Brief comments on the present and future of the filibuster
As the Senate considers the filibuster and its implications for policymaking, I have just a few bullet point-style comments.
1) The Democrats don't have the votes to "reform" the filibuster in any way. The Senate is 50-50-Harris. By using the "nuclear option," the majority party can cheat and re-write the rules with 51 votes, even though the rules actually say that you need a 2/3 supermajority to change the rules, but Joe Manchin won't vote for any rule change. So this is all sturm und drang.

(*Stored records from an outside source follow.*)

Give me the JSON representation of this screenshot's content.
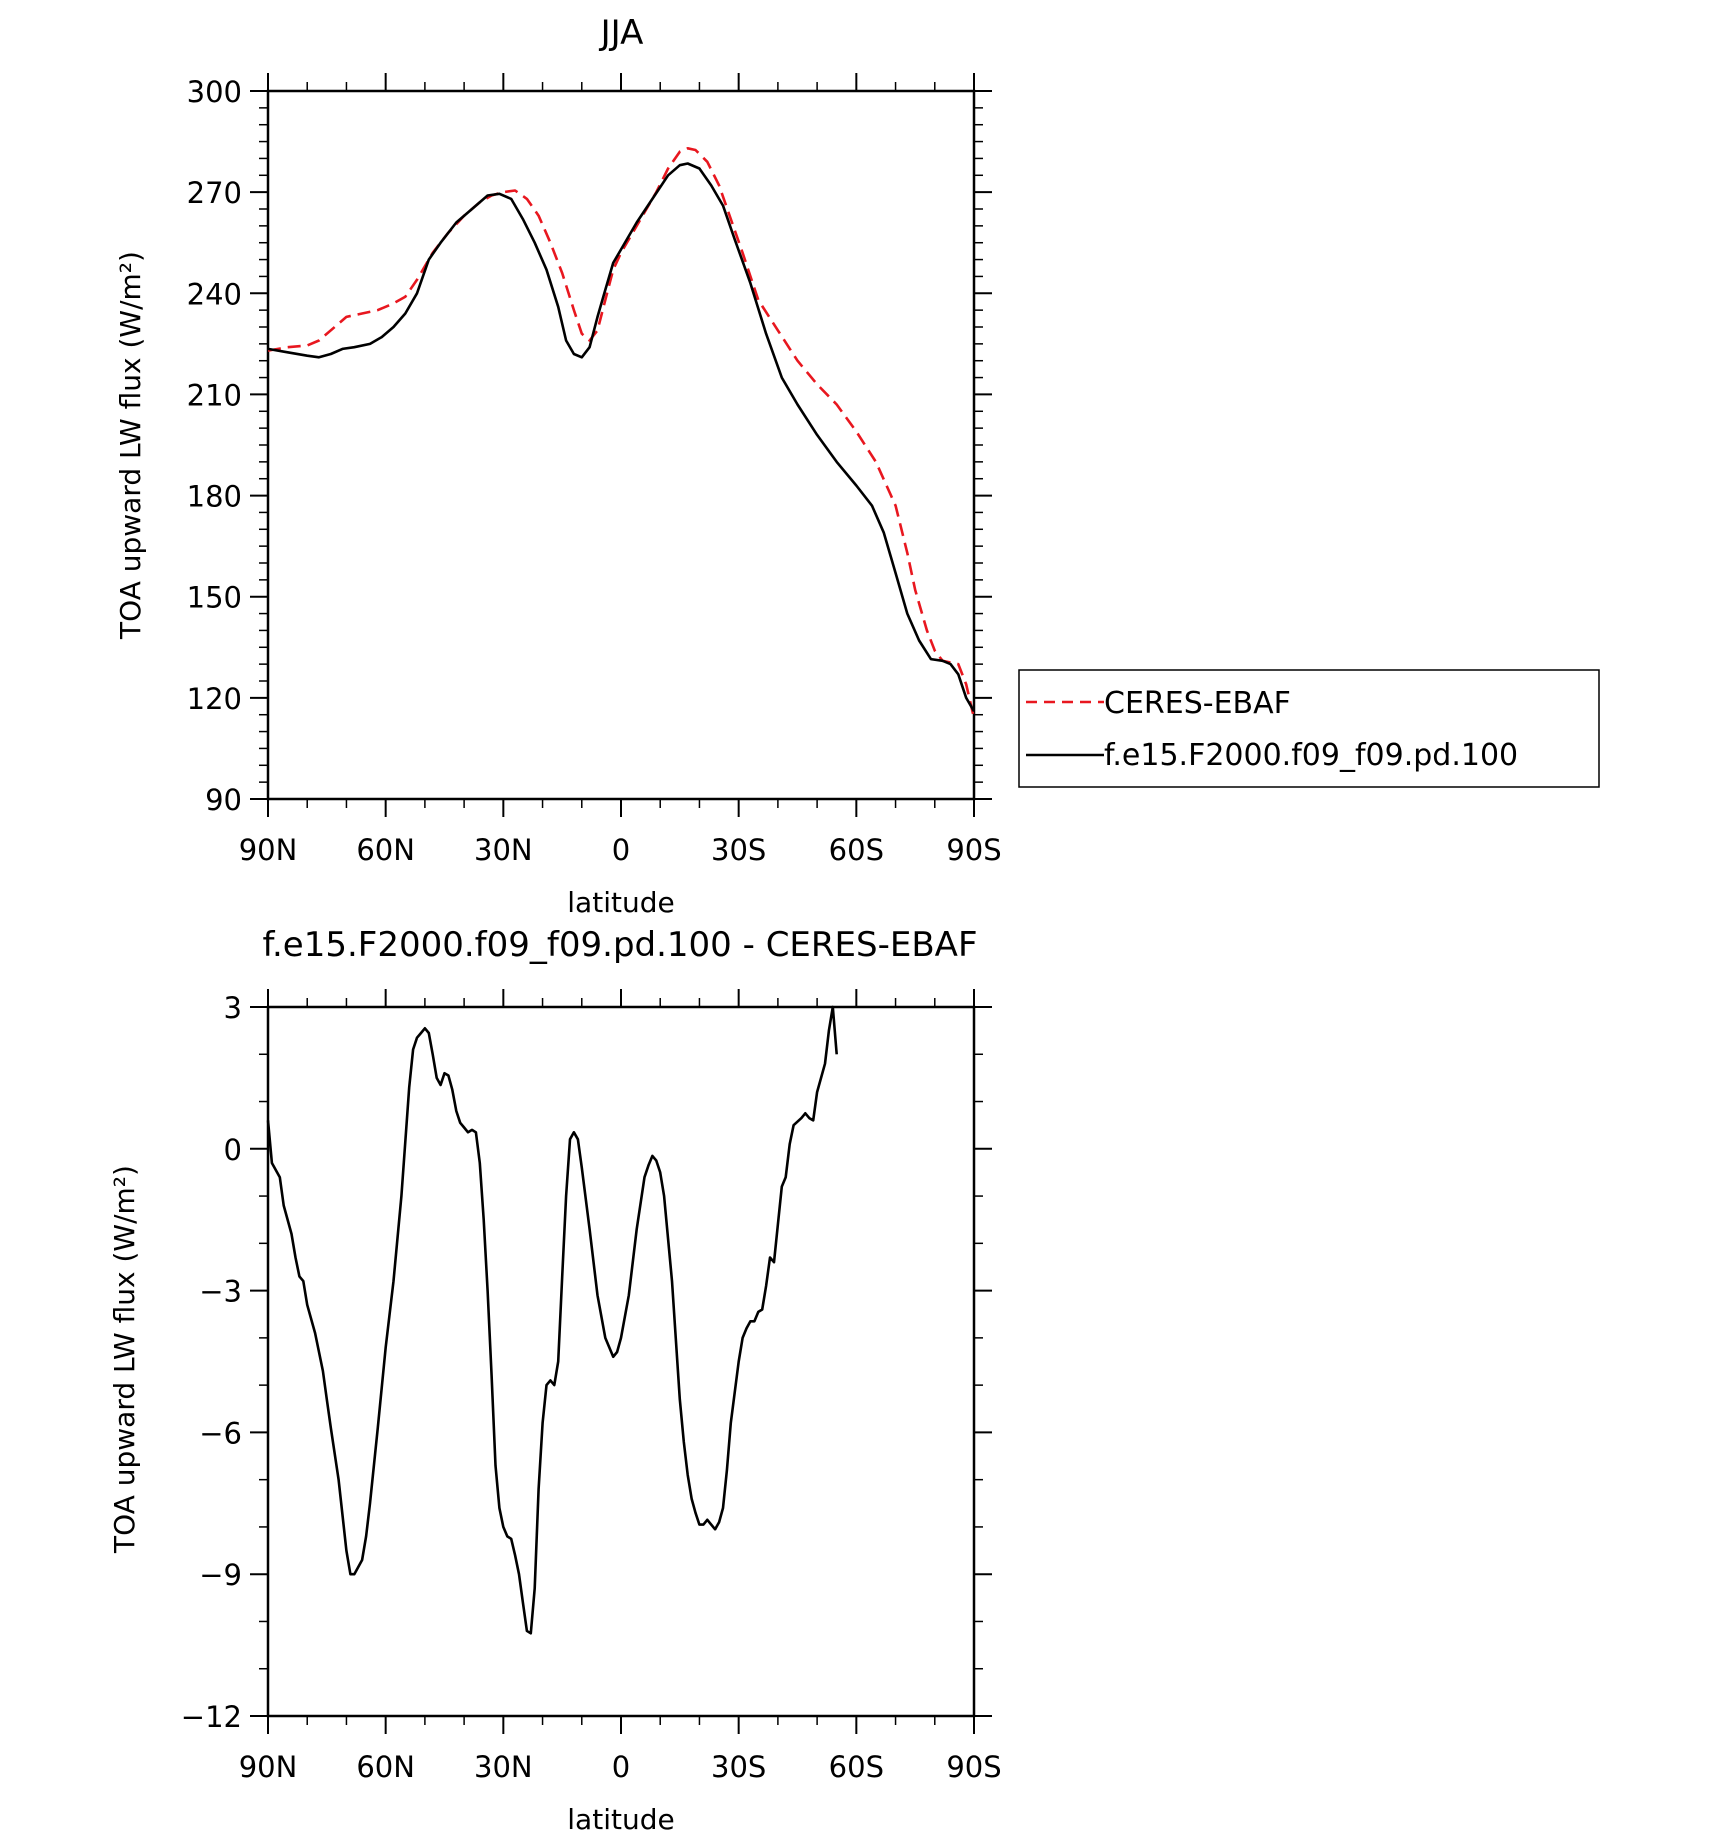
{
  "chart_data": [
    {
      "type": "line",
      "title": "JJA",
      "xlabel": "latitude",
      "ylabel": "TOA upward LW flux (W/m²)",
      "xlim": [
        90,
        -90
      ],
      "x_axis_direction": "north-to-south",
      "ylim": [
        90,
        300
      ],
      "x_ticks": [
        90,
        60,
        30,
        0,
        -30,
        -60,
        -90
      ],
      "x_tick_labels": [
        "90N",
        "60N",
        "30N",
        "0",
        "30S",
        "60S",
        "90S"
      ],
      "y_ticks": [
        90,
        120,
        150,
        180,
        210,
        240,
        270,
        300
      ],
      "y_tick_labels": [
        "90",
        "120",
        "150",
        "180",
        "210",
        "240",
        "270",
        "300"
      ],
      "legend_position": "right",
      "series": [
        {
          "name": "CERES-EBAF",
          "color": "#e8171f",
          "dash": "dashed",
          "points": [
            [
              90,
              223
            ],
            [
              85,
              224
            ],
            [
              80,
              224.5
            ],
            [
              77,
              226
            ],
            [
              73,
              230
            ],
            [
              70,
              233
            ],
            [
              66,
              234
            ],
            [
              62,
              235
            ],
            [
              58,
              237
            ],
            [
              55,
              239
            ],
            [
              52,
              244
            ],
            [
              48,
              252
            ],
            [
              44,
              258
            ],
            [
              40,
              263
            ],
            [
              36,
              267
            ],
            [
              33,
              269
            ],
            [
              30,
              270
            ],
            [
              27,
              270.5
            ],
            [
              24,
              268
            ],
            [
              21,
              263
            ],
            [
              18,
              255
            ],
            [
              15,
              246
            ],
            [
              12,
              235
            ],
            [
              10,
              228
            ],
            [
              8,
              226
            ],
            [
              6,
              229
            ],
            [
              4,
              238
            ],
            [
              2,
              247
            ],
            [
              0,
              252
            ],
            [
              -3,
              258
            ],
            [
              -6,
              264
            ],
            [
              -9,
              270
            ],
            [
              -12,
              277
            ],
            [
              -15,
              282
            ],
            [
              -17,
              283
            ],
            [
              -19,
              282.5
            ],
            [
              -22,
              279
            ],
            [
              -25,
              272
            ],
            [
              -28,
              262
            ],
            [
              -31,
              252
            ],
            [
              -35,
              238
            ],
            [
              -40,
              229
            ],
            [
              -45,
              220
            ],
            [
              -50,
              213
            ],
            [
              -55,
              207
            ],
            [
              -60,
              199
            ],
            [
              -65,
              190
            ],
            [
              -70,
              177
            ],
            [
              -73,
              163
            ],
            [
              -75,
              152
            ],
            [
              -78,
              140
            ],
            [
              -80,
              134
            ],
            [
              -82,
              131
            ],
            [
              -84,
              130.5
            ],
            [
              -86,
              130
            ],
            [
              -88,
              124
            ],
            [
              -90,
              114
            ]
          ]
        },
        {
          "name": "f.e15.F2000.f09_f09.pd.100",
          "color": "#000000",
          "dash": "solid",
          "points": [
            [
              90,
              223.5
            ],
            [
              85,
              222.5
            ],
            [
              80,
              221.5
            ],
            [
              77,
              221
            ],
            [
              74,
              222
            ],
            [
              71,
              223.5
            ],
            [
              68,
              224
            ],
            [
              64,
              225
            ],
            [
              61,
              227
            ],
            [
              58,
              230
            ],
            [
              55,
              234
            ],
            [
              52,
              240
            ],
            [
              49,
              250
            ],
            [
              46,
              255
            ],
            [
              42,
              261
            ],
            [
              38,
              265
            ],
            [
              34,
              269
            ],
            [
              31,
              269.5
            ],
            [
              28,
              268
            ],
            [
              25,
              262
            ],
            [
              22,
              255
            ],
            [
              19,
              247
            ],
            [
              16,
              236
            ],
            [
              14,
              226
            ],
            [
              12,
              222
            ],
            [
              10,
              221
            ],
            [
              8,
              224
            ],
            [
              6,
              233
            ],
            [
              4,
              241
            ],
            [
              2,
              249
            ],
            [
              0,
              253
            ],
            [
              -4,
              261
            ],
            [
              -8,
              268
            ],
            [
              -12,
              275
            ],
            [
              -15,
              278
            ],
            [
              -17,
              278.5
            ],
            [
              -20,
              277
            ],
            [
              -23,
              272
            ],
            [
              -26,
              266
            ],
            [
              -29,
              256
            ],
            [
              -33,
              243
            ],
            [
              -37,
              228
            ],
            [
              -41,
              215
            ],
            [
              -45,
              207
            ],
            [
              -50,
              198
            ],
            [
              -55,
              190
            ],
            [
              -60,
              183
            ],
            [
              -64,
              177
            ],
            [
              -67,
              169
            ],
            [
              -70,
              157
            ],
            [
              -73,
              145
            ],
            [
              -76,
              137
            ],
            [
              -79,
              131.5
            ],
            [
              -82,
              131
            ],
            [
              -84,
              130
            ],
            [
              -86,
              127
            ],
            [
              -88,
              120
            ],
            [
              -90,
              116
            ]
          ]
        }
      ]
    },
    {
      "type": "line",
      "title": "f.e15.F2000.f09_f09.pd.100 - CERES-EBAF",
      "xlabel": "latitude",
      "ylabel": "TOA upward LW flux (W/m²)",
      "xlim": [
        90,
        -90
      ],
      "x_axis_direction": "north-to-south",
      "ylim": [
        -12,
        3
      ],
      "x_ticks": [
        90,
        60,
        30,
        0,
        -30,
        -60,
        -90
      ],
      "x_tick_labels": [
        "90N",
        "60N",
        "30N",
        "0",
        "30S",
        "60S",
        "90S"
      ],
      "y_ticks": [
        -12,
        -9,
        -6,
        -3,
        0,
        3
      ],
      "y_tick_labels": [
        "−12",
        "−9",
        "−6",
        "−3",
        "0",
        "3"
      ],
      "series": [
        {
          "color": "#000000",
          "dash": "solid",
          "points": [
            [
              90,
              0.6
            ],
            [
              89,
              -0.3
            ],
            [
              87,
              -0.6
            ],
            [
              86,
              -1.2
            ],
            [
              84,
              -1.8
            ],
            [
              83,
              -2.3
            ],
            [
              82,
              -2.7
            ],
            [
              81,
              -2.8
            ],
            [
              80,
              -3.3
            ],
            [
              78,
              -3.9
            ],
            [
              76,
              -4.7
            ],
            [
              75,
              -5.3
            ],
            [
              74,
              -5.9
            ],
            [
              72,
              -7.0
            ],
            [
              70,
              -8.5
            ],
            [
              69,
              -9.0
            ],
            [
              68,
              -9.0
            ],
            [
              66,
              -8.7
            ],
            [
              65,
              -8.2
            ],
            [
              64,
              -7.5
            ],
            [
              62,
              -5.9
            ],
            [
              60,
              -4.2
            ],
            [
              58,
              -2.8
            ],
            [
              56,
              -1.0
            ],
            [
              54,
              1.3
            ],
            [
              53,
              2.1
            ],
            [
              52,
              2.35
            ],
            [
              51,
              2.45
            ],
            [
              50,
              2.55
            ],
            [
              49,
              2.45
            ],
            [
              48,
              2.0
            ],
            [
              47,
              1.5
            ],
            [
              46,
              1.35
            ],
            [
              45,
              1.6
            ],
            [
              44,
              1.55
            ],
            [
              43,
              1.25
            ],
            [
              42,
              0.8
            ],
            [
              41,
              0.55
            ],
            [
              40,
              0.45
            ],
            [
              39,
              0.35
            ],
            [
              38,
              0.4
            ],
            [
              37,
              0.35
            ],
            [
              36,
              -0.3
            ],
            [
              35,
              -1.5
            ],
            [
              34,
              -3.0
            ],
            [
              33,
              -4.8
            ],
            [
              32,
              -6.7
            ],
            [
              31,
              -7.6
            ],
            [
              30,
              -8.0
            ],
            [
              29,
              -8.2
            ],
            [
              28,
              -8.25
            ],
            [
              27,
              -8.6
            ],
            [
              26,
              -9.0
            ],
            [
              25,
              -9.6
            ],
            [
              24,
              -10.2
            ],
            [
              23,
              -10.25
            ],
            [
              22,
              -9.3
            ],
            [
              21,
              -7.2
            ],
            [
              20,
              -5.8
            ],
            [
              19,
              -5.0
            ],
            [
              18,
              -4.9
            ],
            [
              17,
              -5.0
            ],
            [
              16,
              -4.5
            ],
            [
              15,
              -2.7
            ],
            [
              14,
              -1.0
            ],
            [
              13,
              0.2
            ],
            [
              12,
              0.35
            ],
            [
              11,
              0.2
            ],
            [
              10,
              -0.4
            ],
            [
              8,
              -1.7
            ],
            [
              6,
              -3.1
            ],
            [
              4,
              -4.0
            ],
            [
              2,
              -4.4
            ],
            [
              1,
              -4.3
            ],
            [
              0,
              -4.0
            ],
            [
              -2,
              -3.1
            ],
            [
              -4,
              -1.7
            ],
            [
              -6,
              -0.6
            ],
            [
              -7,
              -0.35
            ],
            [
              -8,
              -0.15
            ],
            [
              -9,
              -0.25
            ],
            [
              -10,
              -0.5
            ],
            [
              -11,
              -1.0
            ],
            [
              -13,
              -2.8
            ],
            [
              -15,
              -5.3
            ],
            [
              -16,
              -6.2
            ],
            [
              -17,
              -6.9
            ],
            [
              -18,
              -7.4
            ],
            [
              -19,
              -7.7
            ],
            [
              -20,
              -7.95
            ],
            [
              -21,
              -7.95
            ],
            [
              -22,
              -7.85
            ],
            [
              -23,
              -7.95
            ],
            [
              -24,
              -8.05
            ],
            [
              -25,
              -7.9
            ],
            [
              -26,
              -7.6
            ],
            [
              -27,
              -6.8
            ],
            [
              -28,
              -5.8
            ],
            [
              -30,
              -4.5
            ],
            [
              -31,
              -4.0
            ],
            [
              -32,
              -3.8
            ],
            [
              -33,
              -3.65
            ],
            [
              -34,
              -3.65
            ],
            [
              -35,
              -3.45
            ],
            [
              -36,
              -3.4
            ],
            [
              -37,
              -2.9
            ],
            [
              -38,
              -2.3
            ],
            [
              -39,
              -2.4
            ],
            [
              -40,
              -1.6
            ],
            [
              -41,
              -0.8
            ],
            [
              -42,
              -0.6
            ],
            [
              -43,
              0.1
            ],
            [
              -44,
              0.5
            ],
            [
              -46,
              0.65
            ],
            [
              -47,
              0.75
            ],
            [
              -48,
              0.65
            ],
            [
              -49,
              0.6
            ],
            [
              -50,
              1.2
            ],
            [
              -52,
              1.8
            ],
            [
              -53,
              2.5
            ],
            [
              -54,
              3.0
            ],
            [
              -55,
              2.0
            ]
          ]
        }
      ]
    }
  ]
}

2) That makes McConnell's "scorched earth" threats doubly-bizarre. McConnell's middle name is "Scorched Earth" anyway (terrible parents!), as we learned in 2007 when control of the Senate flipped from R to D, and McConnell escalated filibustering to the norm. If you want to know when the filibuster went from an occasional tactic on the rise to the default, that was the precise moment. You can track it with cloture motions. McConnell did it. He scorches earth. It's what he does. A threat is meaningless unless acceding to the threat will result in the threatener not carrying out the threat, and McConnell will scorch earth. He has a gigantic flame thrower, pointed at the ground, and he's going to drive around in a gas-guzzling Hummer, scorching every bit of earth he can reach. So... what's the threat here? And if the Democrats don't have the votes to do what he's saying, then... huh?!

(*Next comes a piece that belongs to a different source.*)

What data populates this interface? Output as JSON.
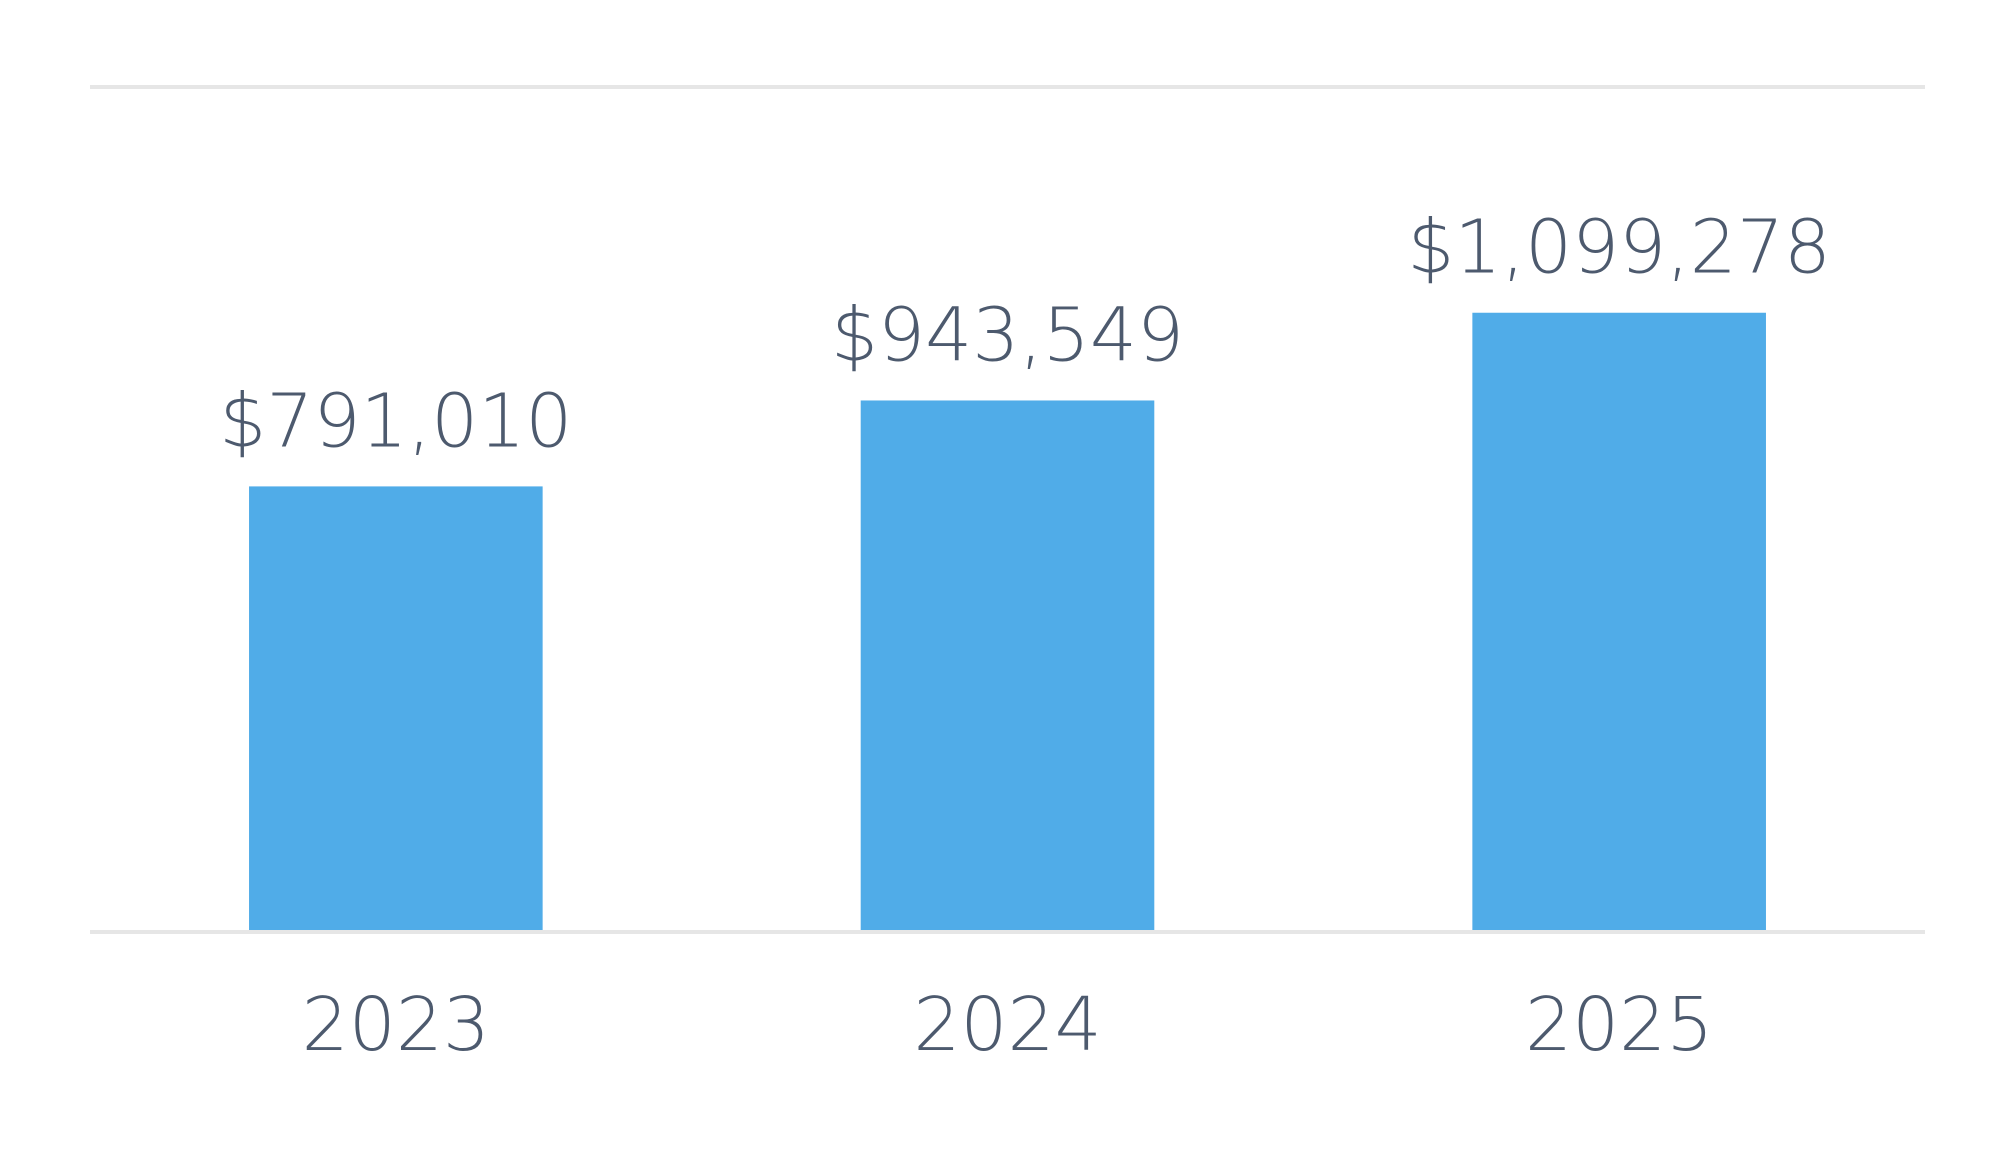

3) In the hypothetical case that Democrats did reform or eliminate the filibuster, and McConnell did find a way to escalate his scorched earth tactics, there's a response. Keepin' on truckin' nukin'. (Sorry, I actually detest the Grateful Dead. What did the deadhead say when he ran out of drugs? "These guys suck! Where are the Allman Brothers playing?") Anyway, the point is that if McConnell responded to the things the Democrats don't have the votes to do with dilatory motions, the response would be to declare them dilatory, and reject them, enacting rules changes to prevent such motions, turning the institution into an even more majoritarian institution, more like the House.
4) Is that what you, or anyone else want? The Democrats keep telling themselves that the filibuster must go, because blah-blah, "democracy!," but as I have explained many times, there is really no such thing as "majoritarianism" when you dig down into the math, and you don't really believe in it anyway. See: Brown v. Board, and plenty of other examples. Also, remember when the filibuster saved Obamacare? Were you whining about how unfair the filibuster was, and how undemocratic it was, and how the Democrats needed to let the GOP repeal Obamacare because the filibuster was just so philosophically unjustifiable? Yeah, I thought not. Weigh the pros and cons as you will, but don't give me this shit about how you are really, truly, in your heart of hearts, opposed to the filibuster unless you actually wanted Obamacare gone a few years back.
5) Realistically, the filibuster will go away eventually. It has been scaled back sequentially, through incremental uses of the nuclear option, increasing uses of budget reconciliation, and the general pressure against it. Combine that with increasing polarization, and the pressure all works against the filibuster. The filibuster's days are numbered. One way to look at it, then, is this. Someone's gonna press the button. Pick your moment, and get the maximum benefit. Of course, thinking in those terms, Democrats don't have that moment now. They don't have the votes, and an infrastructure bill is probably not the maximum benefit. But, that ought to be the calculus.